The groove in this song is infectious. It was released in 1977 as a non-album single but didn’t chart in the UK at the time. The song was written by Ian Dury and Chaz Jankel in Dury’s flat in Oval Mansions, London. Dury stole the riff from an Ornette Coleman album. He later met the bass player Charlie Haden who played that riff (on a song called Ramblin) and he said he stole it also from an old Cajun tune.
Some say the song didn’t chart because it was at the peak of Punk music and by the title it looked like a song about excess…something that was taboo in the Punk playbook. They were signed to Stiff Records and the record company organized a tour.
Per Wiki…Stiff Records organized a joint tour for Nick Lowe, Ian Dury, Wreckless Eric, Larry Wallis, and Elvis Costello, five of their biggest acts at the time, with the intention of having the bands alternating as the headlining act. Ian Dury and the newly formed Blockheads soon became the stars of the tour (it was surmised that Elvis Costello would be the main attraction, having had chart success) and the nightly encore became “Sex & Drugs & Rock & Roll”.
That tells you how good these guys were live back then.

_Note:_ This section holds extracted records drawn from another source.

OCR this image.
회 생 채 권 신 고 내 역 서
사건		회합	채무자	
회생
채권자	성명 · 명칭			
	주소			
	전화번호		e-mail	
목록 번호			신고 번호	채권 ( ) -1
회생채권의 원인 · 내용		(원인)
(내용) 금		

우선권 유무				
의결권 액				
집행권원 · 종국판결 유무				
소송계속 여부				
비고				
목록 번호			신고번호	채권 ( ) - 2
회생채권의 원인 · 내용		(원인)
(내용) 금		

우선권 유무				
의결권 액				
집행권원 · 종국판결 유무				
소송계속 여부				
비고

Ian Dury: Sex And Drugs’ started as a mild admonishment and ended as a lovely anthem. There was a time when I got fed up with it, but it got a new lease of life. When me and Jankel wrote this song we stole the riff from a Charlie Haden bass solo on a 1960 Ornette Coleman album called Change Of The Century. I met Charlie Haden later and he told me that he’d nicked the riff too, from a Cajun folk tune! It was banned by the BBC when we released it as a single but it sold about 18,000 copies. With this song I was trying to suggest there was more to life than either of those three – sex, drugs and rock’n’roll, or pulling a lever all day in a factory.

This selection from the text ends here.